Jadi, inilah bukti-bukti di dalam kesusastraan Veda. Karena itu, kamu harus menerimanya. Kṛṣṇa menegaskan kembali mengenai hal itu dan sebenarnya kamu tidak bisa mengukur hal itu. Tetapi kita memperoleh bukti mengenai keberadaan sang jiwa, keberadaan sang jiwa. Tetapi, bagaimana kita tetap bisa mengatakan bahwa sang jiwa itu tidak ada? Tidak. Ini adalah kebodohan. Dan segala sesuatu di seluruh dunia sedang berlangsung di bawah pengaruh dari kebodohan ini. Bukan hanya saat ini, tetapi juga sebelumnya.

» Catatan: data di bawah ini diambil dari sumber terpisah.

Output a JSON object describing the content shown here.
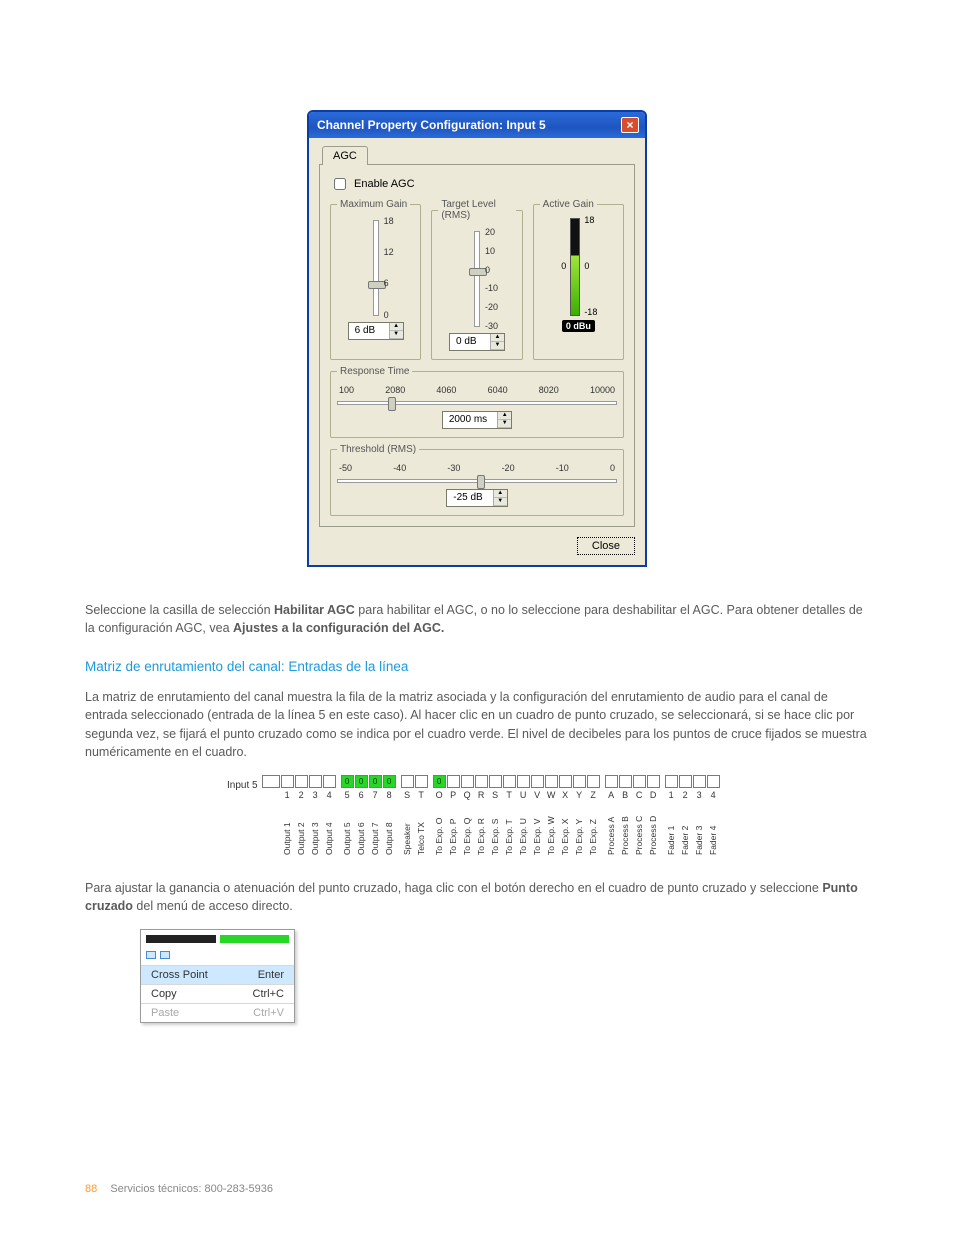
{
  "dialog": {
    "title": "Channel Property Configuration: Input 5",
    "tab": "AGC",
    "enable_label": "Enable AGC",
    "close_button": "Close",
    "max_gain": {
      "legend": "Maximum Gain",
      "ticks": [
        "18",
        "12",
        "6",
        "0"
      ],
      "value": "6 dB"
    },
    "target_level": {
      "legend": "Target Level (RMS)",
      "ticks": [
        "20",
        "10",
        "0",
        "-10",
        "-20",
        "-30"
      ],
      "value": "0 dB"
    },
    "active_gain": {
      "legend": "Active Gain",
      "left_ticks": [
        "0"
      ],
      "right_ticks": [
        "18",
        "0",
        "-18"
      ],
      "badge": "0 dBu"
    },
    "response_time": {
      "legend": "Response Time",
      "ticks": [
        "100",
        "2080",
        "4060",
        "6040",
        "8020",
        "10000"
      ],
      "value": "2000 ms"
    },
    "threshold": {
      "legend": "Threshold (RMS)",
      "ticks": [
        "-50",
        "-40",
        "-30",
        "-20",
        "-10",
        "0"
      ],
      "value": "-25 dB"
    }
  },
  "copy": {
    "p1a": "Seleccione la casilla de selección ",
    "p1b": "Habilitar AGC",
    "p1c": " para habilitar el AGC, o no lo seleccione para deshabilitar el AGC. Para obtener detalles de la configuración AGC, vea ",
    "p1d": "Ajustes a la configuración del AGC.",
    "h3": "Matriz de enrutamiento del canal: Entradas de la línea",
    "p2": "La matriz de enrutamiento del canal muestra la fila de la matriz asociada y la configuración del enrutamiento de audio para el canal de entrada seleccionado (entrada de la línea 5 en este caso). Al hacer clic en un cuadro de punto cruzado, se seleccionará, si se hace clic por segunda vez, se fijará el punto cruzado como se indica por el cuadro verde. El nivel de decibeles para los puntos de cruce fijados se muestra numéricamente en el cuadro.",
    "p3a": "Para ajustar la ganancia o atenuación del punto cruzado, haga clic con el botón derecho en el cuadro de punto cruzado y seleccione ",
    "p3b": "Punto cruzado",
    "p3c": " del menú de acceso directo."
  },
  "matrix": {
    "row_label": "Input 5",
    "groups": [
      {
        "headers": [
          "1",
          "2",
          "3",
          "4"
        ],
        "on": [],
        "vlabels": [
          "Output 1",
          "Output 2",
          "Output 3",
          "Output 4"
        ]
      },
      {
        "headers": [
          "5",
          "6",
          "7",
          "8"
        ],
        "on": [
          0,
          1,
          2,
          3
        ],
        "vlabels": [
          "Output 5",
          "Output 6",
          "Output 7",
          "Output 8"
        ]
      },
      {
        "headers": [
          "S",
          "T"
        ],
        "on": [],
        "vlabels": [
          "Speaker",
          "Telco TX"
        ]
      },
      {
        "headers": [
          "O",
          "P",
          "Q",
          "R",
          "S",
          "T",
          "U",
          "V",
          "W",
          "X",
          "Y",
          "Z"
        ],
        "on": [
          0
        ],
        "vlabels": [
          "To Exp. O",
          "To Exp. P",
          "To Exp. Q",
          "To Exp. R",
          "To Exp. S",
          "To Exp. T",
          "To Exp. U",
          "To Exp. V",
          "To Exp. W",
          "To Exp. X",
          "To Exp. Y",
          "To Exp. Z"
        ]
      },
      {
        "headers": [
          "A",
          "B",
          "C",
          "D"
        ],
        "on": [],
        "vlabels": [
          "Process A",
          "Process B",
          "Process C",
          "Process D"
        ]
      },
      {
        "headers": [
          "1",
          "2",
          "3",
          "4"
        ],
        "on": [],
        "vlabels": [
          "Fader 1",
          "Fader 2",
          "Fader 3",
          "Fader 4"
        ]
      }
    ],
    "on_text": "0"
  },
  "context_menu": {
    "cross_point": {
      "label": "Cross Point",
      "shortcut": "Enter"
    },
    "copy": {
      "label": "Copy",
      "shortcut": "Ctrl+C"
    },
    "paste": {
      "label": "Paste",
      "shortcut": "Ctrl+V"
    }
  },
  "footer": {
    "page_number": "88",
    "text": "Servicios técnicos: 800-283-5936"
  }
}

Seperti halnya Cārvāka Muni, ia adalah seorang atheis, ia tidak mempercayai Tuhan. Sang Buddha juga berkata seperti itu, namun Beliau sedang menipu. Beliau memahami segala sesuatunya, karena Beliau adalah inkarnasi Tuhan. Namun Beliau harus menipu orang-orang sedemikian rupa, karena mereka tidak cukup cerdas. Mengapa mereka tidak cerdas? Karena mereka adalah para pembunuh binatang, sehingga mereka kehilangan kecerdasan mereka. Keśava dhṛta-buddha-śarīra jaya jagadīśa hare. Mereka yang adalah para pembunuh binatang, otak mereka itu tumpul seperti batu. Mereka tidak bisa memahami apapun. Karena itu, kegiatan makan daging itu harus dihentikan. Dalam upaya untuk menumbuhkan kembali jaringan otak yang lebih baik, yang diperlukan untuk memahami hal-hal yang halus, maka seseorang harus menghentikan kegiatan makan daging.